I recently went down a Reddit rabbit hole and ended up rereading a legendary terrifying post on /r/letsnotmeet – The Bridge. I’d suggest reading it if you’re both not squeamish and can handle some pretty graphic material, including pictures.
Now, I don’t know if this post is 100% real, and honestly I don’t care. I don’t read scary stories for a history report, I read them for entertainment, and The Bridge provides entertainment and then some.
I’m a big fan of the horror genre – a bunch of games I love are horror, and it’s generally my favorite type of movie if I’m looking for something fun to watch. I’ve read (and written, honestly) a fair amount about efforts made to run horror RPGs and the difficulties – and rewards – that come along with it.
Dungeons should be terrifying. I agree with the common belief that fantasy and horror are a hard mix. Horror often comes from some sense of powerlessness, and fantasy usually provides the opposite – power we don’t have access to in real life.

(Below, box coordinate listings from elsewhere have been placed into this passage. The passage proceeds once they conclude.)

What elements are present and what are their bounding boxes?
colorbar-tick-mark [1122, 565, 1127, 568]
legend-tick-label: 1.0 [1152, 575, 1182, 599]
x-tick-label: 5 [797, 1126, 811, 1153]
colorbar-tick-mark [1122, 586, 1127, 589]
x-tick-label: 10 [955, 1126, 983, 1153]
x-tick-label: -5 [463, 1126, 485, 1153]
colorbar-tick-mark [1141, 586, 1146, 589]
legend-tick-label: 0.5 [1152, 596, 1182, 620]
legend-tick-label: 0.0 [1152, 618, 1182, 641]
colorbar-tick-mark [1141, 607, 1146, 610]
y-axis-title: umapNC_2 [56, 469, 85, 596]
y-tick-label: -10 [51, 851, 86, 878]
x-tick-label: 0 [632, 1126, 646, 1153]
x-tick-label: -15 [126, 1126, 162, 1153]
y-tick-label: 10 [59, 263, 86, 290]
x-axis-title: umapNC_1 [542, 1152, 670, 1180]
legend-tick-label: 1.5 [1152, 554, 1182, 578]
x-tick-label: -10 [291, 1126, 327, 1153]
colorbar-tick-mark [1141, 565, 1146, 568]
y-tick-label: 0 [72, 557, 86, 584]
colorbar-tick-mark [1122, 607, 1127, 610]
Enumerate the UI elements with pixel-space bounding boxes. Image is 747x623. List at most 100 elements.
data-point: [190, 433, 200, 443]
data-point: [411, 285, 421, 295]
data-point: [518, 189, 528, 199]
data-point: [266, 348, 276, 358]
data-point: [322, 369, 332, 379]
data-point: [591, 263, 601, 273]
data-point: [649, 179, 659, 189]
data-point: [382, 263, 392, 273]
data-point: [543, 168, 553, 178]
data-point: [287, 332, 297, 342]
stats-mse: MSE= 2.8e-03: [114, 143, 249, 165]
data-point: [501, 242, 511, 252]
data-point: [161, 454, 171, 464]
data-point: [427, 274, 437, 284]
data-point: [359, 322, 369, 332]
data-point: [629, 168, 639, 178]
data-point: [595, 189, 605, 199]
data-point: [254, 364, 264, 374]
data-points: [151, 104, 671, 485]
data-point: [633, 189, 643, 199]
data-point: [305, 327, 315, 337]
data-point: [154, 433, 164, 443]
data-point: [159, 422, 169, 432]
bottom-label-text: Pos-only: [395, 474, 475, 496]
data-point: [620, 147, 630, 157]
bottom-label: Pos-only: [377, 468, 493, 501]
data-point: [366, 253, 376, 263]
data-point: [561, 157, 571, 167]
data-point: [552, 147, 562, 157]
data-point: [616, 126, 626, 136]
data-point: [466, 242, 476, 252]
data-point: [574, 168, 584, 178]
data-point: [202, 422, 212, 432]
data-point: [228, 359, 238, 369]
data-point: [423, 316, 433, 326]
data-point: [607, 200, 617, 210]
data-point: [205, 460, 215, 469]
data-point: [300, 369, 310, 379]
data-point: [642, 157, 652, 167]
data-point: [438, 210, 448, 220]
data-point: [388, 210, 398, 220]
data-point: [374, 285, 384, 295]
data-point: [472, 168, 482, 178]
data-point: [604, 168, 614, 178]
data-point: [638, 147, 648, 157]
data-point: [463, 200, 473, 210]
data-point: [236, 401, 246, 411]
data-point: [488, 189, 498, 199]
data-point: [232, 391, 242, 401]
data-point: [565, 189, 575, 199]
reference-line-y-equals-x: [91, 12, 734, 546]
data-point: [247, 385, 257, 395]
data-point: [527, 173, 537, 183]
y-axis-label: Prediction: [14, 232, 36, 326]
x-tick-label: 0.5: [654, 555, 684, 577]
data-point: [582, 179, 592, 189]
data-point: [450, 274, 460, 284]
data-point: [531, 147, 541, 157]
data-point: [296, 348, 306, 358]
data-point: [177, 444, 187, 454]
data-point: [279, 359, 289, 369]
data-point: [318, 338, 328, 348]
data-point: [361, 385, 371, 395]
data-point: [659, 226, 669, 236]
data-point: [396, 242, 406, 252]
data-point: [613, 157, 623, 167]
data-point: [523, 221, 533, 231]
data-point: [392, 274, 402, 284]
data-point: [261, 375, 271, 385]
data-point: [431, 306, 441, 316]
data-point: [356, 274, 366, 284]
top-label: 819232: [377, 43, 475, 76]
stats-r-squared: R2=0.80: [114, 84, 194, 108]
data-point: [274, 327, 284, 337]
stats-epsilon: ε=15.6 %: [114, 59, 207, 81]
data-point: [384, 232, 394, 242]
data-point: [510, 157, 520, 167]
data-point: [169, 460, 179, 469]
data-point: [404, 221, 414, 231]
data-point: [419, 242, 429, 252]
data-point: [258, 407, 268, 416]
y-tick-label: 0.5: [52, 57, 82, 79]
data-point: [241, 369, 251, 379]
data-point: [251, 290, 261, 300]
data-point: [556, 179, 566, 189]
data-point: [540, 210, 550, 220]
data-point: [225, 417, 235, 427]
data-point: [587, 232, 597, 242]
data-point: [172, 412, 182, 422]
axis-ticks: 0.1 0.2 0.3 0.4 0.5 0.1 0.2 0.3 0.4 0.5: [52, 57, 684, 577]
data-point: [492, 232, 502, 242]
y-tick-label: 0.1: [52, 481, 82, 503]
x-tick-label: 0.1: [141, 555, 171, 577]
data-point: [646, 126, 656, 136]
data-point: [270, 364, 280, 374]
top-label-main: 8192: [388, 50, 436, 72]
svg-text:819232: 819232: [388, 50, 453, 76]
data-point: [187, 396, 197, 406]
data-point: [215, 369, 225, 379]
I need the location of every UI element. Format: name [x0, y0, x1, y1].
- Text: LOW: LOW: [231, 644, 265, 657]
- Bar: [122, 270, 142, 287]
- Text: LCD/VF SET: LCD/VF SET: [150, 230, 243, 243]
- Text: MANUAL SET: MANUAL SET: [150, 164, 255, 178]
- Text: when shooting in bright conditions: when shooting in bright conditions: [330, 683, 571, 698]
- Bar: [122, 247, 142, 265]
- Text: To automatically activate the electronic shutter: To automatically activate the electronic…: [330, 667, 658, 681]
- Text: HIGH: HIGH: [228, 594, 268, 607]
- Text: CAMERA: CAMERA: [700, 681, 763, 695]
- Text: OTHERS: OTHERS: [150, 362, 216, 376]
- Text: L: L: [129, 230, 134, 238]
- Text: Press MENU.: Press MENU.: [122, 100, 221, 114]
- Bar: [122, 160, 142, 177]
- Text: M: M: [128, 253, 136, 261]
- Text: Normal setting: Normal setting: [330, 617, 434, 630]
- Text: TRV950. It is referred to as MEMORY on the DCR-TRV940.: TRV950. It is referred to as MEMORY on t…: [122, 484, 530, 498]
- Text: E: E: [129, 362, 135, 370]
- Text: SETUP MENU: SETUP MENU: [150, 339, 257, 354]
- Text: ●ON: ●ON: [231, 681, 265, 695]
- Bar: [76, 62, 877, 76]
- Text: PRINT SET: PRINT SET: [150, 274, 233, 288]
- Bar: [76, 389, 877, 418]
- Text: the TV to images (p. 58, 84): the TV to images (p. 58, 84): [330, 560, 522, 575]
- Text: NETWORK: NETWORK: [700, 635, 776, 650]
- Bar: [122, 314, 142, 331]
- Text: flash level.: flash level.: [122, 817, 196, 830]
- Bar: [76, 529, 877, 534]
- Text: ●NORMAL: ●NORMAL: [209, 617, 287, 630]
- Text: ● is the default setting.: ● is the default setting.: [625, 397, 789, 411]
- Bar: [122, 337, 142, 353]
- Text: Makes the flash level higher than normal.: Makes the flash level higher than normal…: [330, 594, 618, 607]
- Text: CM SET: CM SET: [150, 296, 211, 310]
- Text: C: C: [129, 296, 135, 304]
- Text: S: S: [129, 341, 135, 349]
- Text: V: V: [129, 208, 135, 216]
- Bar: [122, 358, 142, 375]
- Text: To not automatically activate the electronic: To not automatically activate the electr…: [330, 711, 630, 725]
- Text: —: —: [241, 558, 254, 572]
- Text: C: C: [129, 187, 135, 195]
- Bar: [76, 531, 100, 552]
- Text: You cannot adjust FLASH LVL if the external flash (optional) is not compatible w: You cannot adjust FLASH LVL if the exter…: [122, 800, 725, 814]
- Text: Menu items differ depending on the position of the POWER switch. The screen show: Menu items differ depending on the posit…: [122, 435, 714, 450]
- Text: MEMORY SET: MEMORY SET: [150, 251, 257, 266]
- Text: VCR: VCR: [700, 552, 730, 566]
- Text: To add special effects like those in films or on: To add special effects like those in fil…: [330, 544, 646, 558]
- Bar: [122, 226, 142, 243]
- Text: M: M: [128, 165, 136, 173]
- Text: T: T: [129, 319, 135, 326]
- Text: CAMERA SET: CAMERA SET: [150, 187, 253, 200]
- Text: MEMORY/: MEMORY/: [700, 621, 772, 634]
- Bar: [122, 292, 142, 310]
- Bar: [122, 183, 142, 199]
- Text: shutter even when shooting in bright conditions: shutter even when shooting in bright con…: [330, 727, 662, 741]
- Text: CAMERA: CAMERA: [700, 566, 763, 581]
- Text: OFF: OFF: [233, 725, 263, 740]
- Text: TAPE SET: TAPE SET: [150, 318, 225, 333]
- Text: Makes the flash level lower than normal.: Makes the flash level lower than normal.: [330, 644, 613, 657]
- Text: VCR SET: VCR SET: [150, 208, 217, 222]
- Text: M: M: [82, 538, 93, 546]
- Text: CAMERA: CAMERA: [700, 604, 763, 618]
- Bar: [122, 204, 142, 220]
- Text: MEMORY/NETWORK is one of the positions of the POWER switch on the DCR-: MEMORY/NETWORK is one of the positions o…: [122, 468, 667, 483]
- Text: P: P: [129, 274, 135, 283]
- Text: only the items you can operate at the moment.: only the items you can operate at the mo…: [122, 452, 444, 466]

But the dark is still scary, even in a suit of armor, kite shield, and greatsword in hand. No one is impervious, invulnerable, and the darkness represents potential. It can hold that thing each person is especially weak to, or that thing we all want and are afraid to actually get. Anything can be in the darkness, and this is what the dungeon represents.
This goes hand in hand with cartography. When players map out the dungeon, they are conquering it, in a way, even without defeating any enemies. Those potentials are made certainties (or close to), and the unknown becomes known. That fear of the dark dissipates as they outline of the dungeon becomes apparent.
But that’s great! That’s a huge part of play that I think gets taken for granted. Having run a medium-sized dungeon with The Black Hack and paying attention to lanterns and sources of light has been a revelation for me as a GM. Just the act of asking “who has a light source?” when a player character opens a new door can be just as exciting as telling players to roll initiative.
If we put ourselves into the shoes of the author of The Bridge story from above, suddenly the sharpness of the fear of the dark should become clear. But why is that story so scary? Two reason jump out to me – 1. As mentioned above, there could be anything in those tunnels, but even a mundane answer is quite terrifying – perhaps even more unsettling than a supposed supernatural explanation, and 2. We (or most of us) have absolutely no training to fight someone or something, and even if we did, the tunnels are so small at points that the other option – running – isn’t readily available.
You’re going down there simply for the sake of curiosity and hoping you don’t find anything worthy of that curiosity! That’s pretty interesting to me, and I want to do some more thinking on that question as well down the road – motivations for PCs to enter such an awful, dangerous place as a dungeon in the first place.